As with soundscapes and wildlife, the Court finds that NPS has failed to articulate why a plan that will admittedly worsen air quality complies with the conservation mandate. Defendants' analysis of the air quality impacts violates NEPA primarily because Defendants have failed to explain why the NAAQS and the Class I Federal Standards for visibility constitute the adequate baselines for unacceptable impacts and non-impairment. These standards were not violated under the abysmal conditions found to constitute "impairment" in the 2000 FEIS, a conclusion with which the 2007 FEIS agrees. Accordingly, these standards do not provide a meaningful relationship between air quality and nonimpairment. Defendants' attempt to fall back on the much lower "adaptive management thresholds" is unavailing. Defendants themselves have indicated that the thresholds are not enforceable and not indicative of "impairment" or even "unacceptable impacts." Rather, they are indicators that "conditions could be moving away from those that are desirable" and are only "preliminary in nature." See AR 126499 at 40; Fed Opp'n to GYC at 15.
Accordingly, by Defendants' own admission, there is no standard for unacceptable impacts or impairment of air quality, which makes the determination that impacts will be "acceptable" fundamentally arbitrary.

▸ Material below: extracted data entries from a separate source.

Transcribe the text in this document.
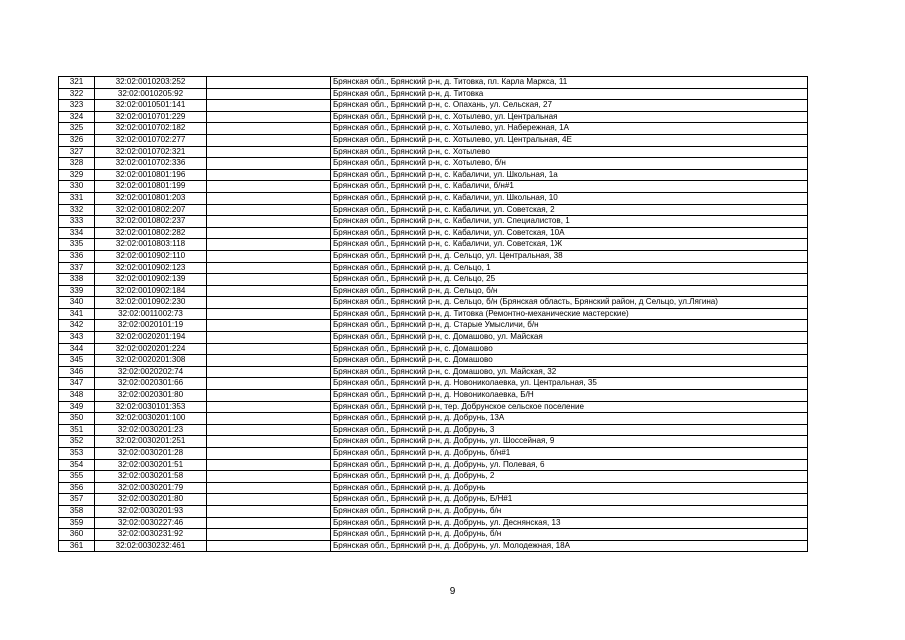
321	32:02:0010203:252		Брянская обл., Брянский р-н, д. Титовка, пл. Карла Маркса, 11
322	32:02:0010205:92		Брянская обл., Брянский р-н, д. Титовка
323	32:02:0010501:141		Брянская обл., Брянский р-н, с. Опахань, ул. Сельская, 27
324	32:02:0010701:229		Брянская обл., Брянский р-н, с. Хотылево, ул. Центральная
325	32:02:0010702:182		Брянская обл., Брянский р-н, с. Хотылево, ул. Набережная, 1А
326	32:02:0010702:277		Брянская обл., Брянский р-н, с. Хотылево, ул. Центральная, 4Е
327	32:02:0010702:321		Брянская обл., Брянский р-н, с. Хотылево
328	32:02:0010702:336		Брянская обл., Брянский р-н, с. Хотылево, б/н
329	32:02:0010801:196		Брянская обл., Брянский р-н, с. Кабаличи, ул. Школьная, 1а
330	32:02:0010801:199		Брянская обл., Брянский р-н, с. Кабаличи, б/н#1
331	32:02:0010801:203		Брянская обл., Брянский р-н, с. Кабаличи, ул. Школьная, 10
332	32:02:0010802:207		Брянская обл., Брянский р-н, с. Кабаличи, ул. Советская, 2
333	32:02:0010802:237		Брянская обл., Брянский р-н, с. Кабаличи, ул. Специалистов, 1
334	32:02:0010802:282		Брянская обл., Брянский р-н, с. Кабаличи, ул. Советская, 10А
335	32:02:0010803:118		Брянская обл., Брянский р-н, с. Кабаличи, ул. Советская, 1Ж
336	32:02:0010902:110		Брянская обл., Брянский р-н, д. Сельцо, ул. Центральная, 38
337	32:02:0010902:123		Брянская обл., Брянский р-н, д. Сельцо, 1
338	32:02:0010902:139		Брянская обл., Брянский р-н, д. Сельцо, 25
339	32:02:0010902:184		Брянская обл., Брянский р-н, д. Сельцо, б/н
340	32:02:0010902:230		Брянская обл., Брянский р-н, д. Сельцо, б/н (Брянская область, Брянский район, д Сельцо, ул.Лягина)
341	32:02:0011002:73		Брянская обл., Брянский р-н, д. Титовка (Ремонтно-механические мастерские)
342	32:02:0020101:19		Брянская обл., Брянский р-н, д. Старые Умысличи, б/н
343	32:02:0020201:194		Брянская обл., Брянский р-н, с. Домашово, ул. Майская
344	32:02:0020201:224		Брянская обл., Брянский р-н, с. Домашово
345	32:02:0020201:308		Брянская обл., Брянский р-н, с. Домашово
346	32:02:0020202:74		Брянская обл., Брянский р-н, с. Домашово, ул. Майская, 32
347	32:02:0020301:66		Брянская обл., Брянский р-н, д. Новониколаевка, ул. Центральная, 35
348	32:02:0020301:80		Брянская обл., Брянский р-н, д. Новониколаевка, Б/Н
349	32:02:0030101:353		Брянская обл., Брянский р-н, тер. Добрунское сельское поселение
350	32:02:0030201:100		Брянская обл., Брянский р-н, д. Добрунь, 13А
351	32:02:0030201:23		Брянская обл., Брянский р-н, д. Добрунь, 3
352	32:02:0030201:251		Брянская обл., Брянский р-н, д. Добрунь, ул. Шоссейная, 9
353	32:02:0030201:28		Брянская обл., Брянский р-н, д. Добрунь, б/н#1
354	32:02:0030201:51		Брянская обл., Брянский р-н, д. Добрунь, ул. Полевая, 6
355	32:02:0030201:58		Брянская обл., Брянский р-н, д. Добрунь, 2
356	32:02:0030201:79		Брянская обл., Брянский р-н, д. Добрунь
357	32:02:0030201:80		Брянская обл., Брянский р-н, д. Добрунь, Б/Н#1
358	32:02:0030201:93		Брянская обл., Брянский р-н, д. Добрунь, б/н
359	32:02:0030227:46		Брянская обл., Брянский р-н, д. Добрунь, ул. Деснянская, 13
360	32:02:0030231:92		Брянская обл., Брянский р-н, д. Добрунь, б/н
361	32:02:0030232:461		Брянская обл., Брянский р-н, д. Добрунь, ул. Молодежная, 18А
9
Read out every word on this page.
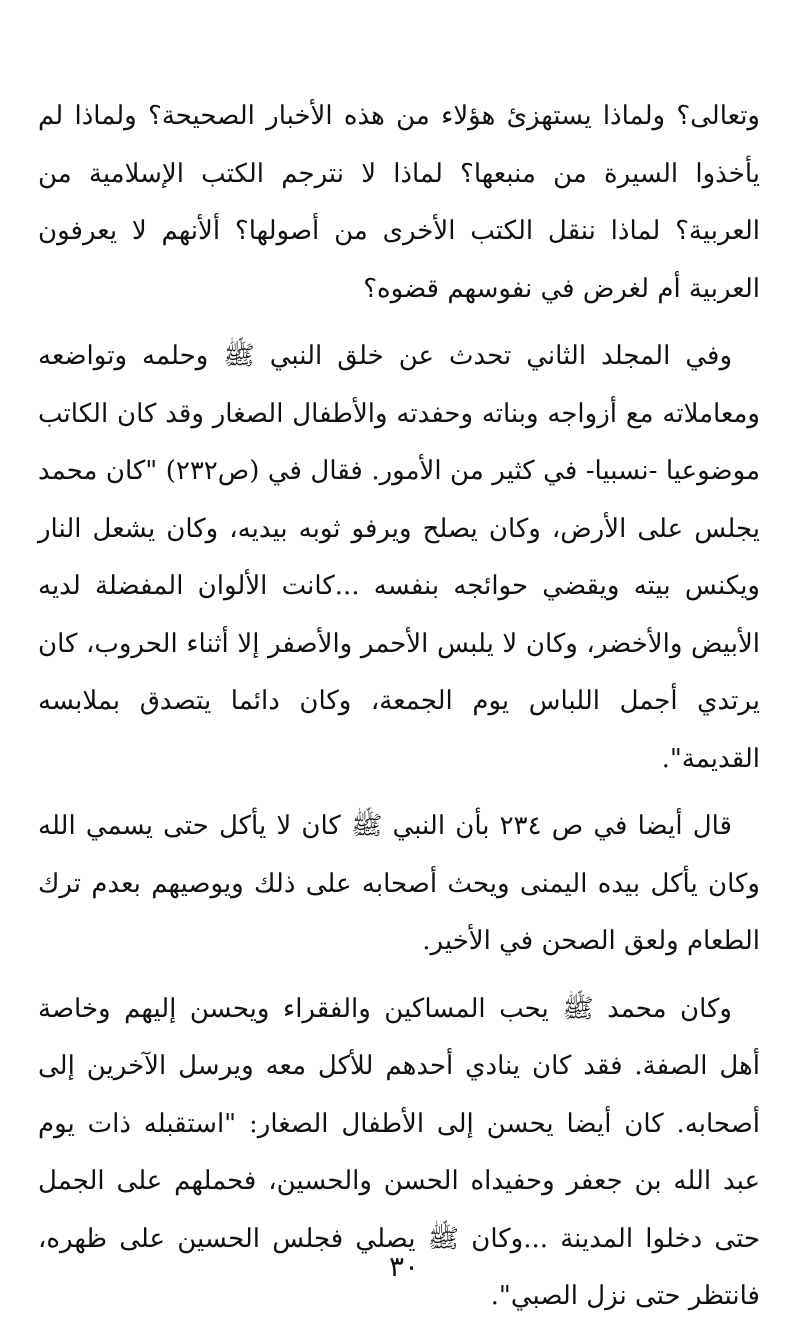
وتعالى؟ ولماذا يستهزئ هؤلاء من هذه الأخبار الصحيحة؟ ولماذا لم يأخذوا السيرة من منبعها؟ لماذا لا نترجم الكتب الإسلامية من العربية؟ لماذا ننقل الكتب الأخرى من أصولها؟ ألأنهم لا يعرفون العربية أم لغرض في نفوسهم قضوه؟

وفي المجلد الثاني تحدث عن خلق النبي ﷺ وحلمه وتواضعه ومعاملاته مع أزواجه وبناته وحفدته والأطفال الصغار وقد كان الكاتب موضوعيا -نسبيا- في كثير من الأمور. فقال في (ص٢٣٢) "كان محمد يجلس على الأرض، وكان يصلح ويرفو ثوبه بيديه، وكان يشعل النار ويكنس بيته ويقضي حوائجه بنفسه ...كانت الألوان المفضلة لديه الأبيض والأخضر، وكان لا يلبس الأحمر والأصفر إلا أثناء الحروب، كان يرتدي أجمل اللباس يوم الجمعة، وكان دائما يتصدق بملابسه القديمة".

قال أيضا في ص ٢٣٤ بأن النبي ﷺ كان لا يأكل حتى يسمي الله وكان يأكل بيده اليمنى ويحث أصحابه على ذلك ويوصيهم بعدم ترك الطعام ولعق الصحن في الأخير.

وكان محمد ﷺ يحب المساكين والفقراء ويحسن إليهم وخاصة أهل الصفة. فقد كان ينادي أحدهم للأكل معه ويرسل الآخرين إلى أصحابه. كان أيضا يحسن إلى الأطفال الصغار: "استقبله ذات يوم عبد الله بن جعفر وحفيداه الحسن والحسين، فحملهم على الجمل حتى دخلوا المدينة ...وكان ﷺ يصلي فجلس الحسين على ظهره، فانتظر حتى نزل الصبي".

٣٠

For the reasons stated above, the Court finds that the Winter Use Plan, as codified in the Final Rule and explained in the 2007 ROD, is arbitrary and capricious, unsupported by the record, and contrary to law. In contravention of the Organic Act, the Plan clearly elevates use over conservation of park resources and values and fails to articulate why the Plan's "major adverse impacts" are "necessary and appropriate to fulfill the purposes of the park." NPS Policies § 1.4.3. NPS fails to explain how increasing snowmobile usage over current conditions, where adaptive management thresholds are already being exceeded, complies with the conservation mandate of the Organic Act. In violation of the APA, NPS also fails to provide a rational explanation for the source of the 540 snowmobile limit.
Furthermore, the FEIS in support of the Plan does not provide the decisionmaker with a clear analysis of the alternatives that NEPA requires. Chief among its failings, the FEIS relies on admittedly inaccurate sound modeling data, employs a park-wide metric that dilutes the Plan's impacts on soundscapes and air quality, and utterly fails to explain why none of the seven alternatives would constitute "impairment" or unacceptable impacts. According to NPS's own data, the WUP will increase air pollution, exceed the use levels recommended by NPS biologists to protect wildlife, and cause major adverse impacts to the natural soundscape in Yellowstone. Despite this, NPS found that the plan's impacts are wholly "acceptable," and utterly fails to explain this incongruous conclusion. Put simply, the WUP provides "no rational connection between the facts found and the choice made." Alpharma, Inc. v. Leavitt, 460 F.3d 1, 6 (D.C. Cir. 2006). While the Court will defer to an agency's exercise of expertise, the "Court will not defer to the agency's conclusory or unsupported assertions." McDonnell Douglas Corp. v. U.S. Dep't of the Air Force, 375 F.3d 1182, 1187 (D.C. Cir. 2004).
Accordingly, Plaintiffs' Motion for Summary Judgment is GRANTED and Defendants' Cross-Motion for Summary Judgment is DENIED. The Winter Use Plan, 2007 ROD, and 2007 FEIS are vacated and remanded to the agency for proceedings consistent with this opinion. An appropriate Order accompanies this Memorandum Opinion.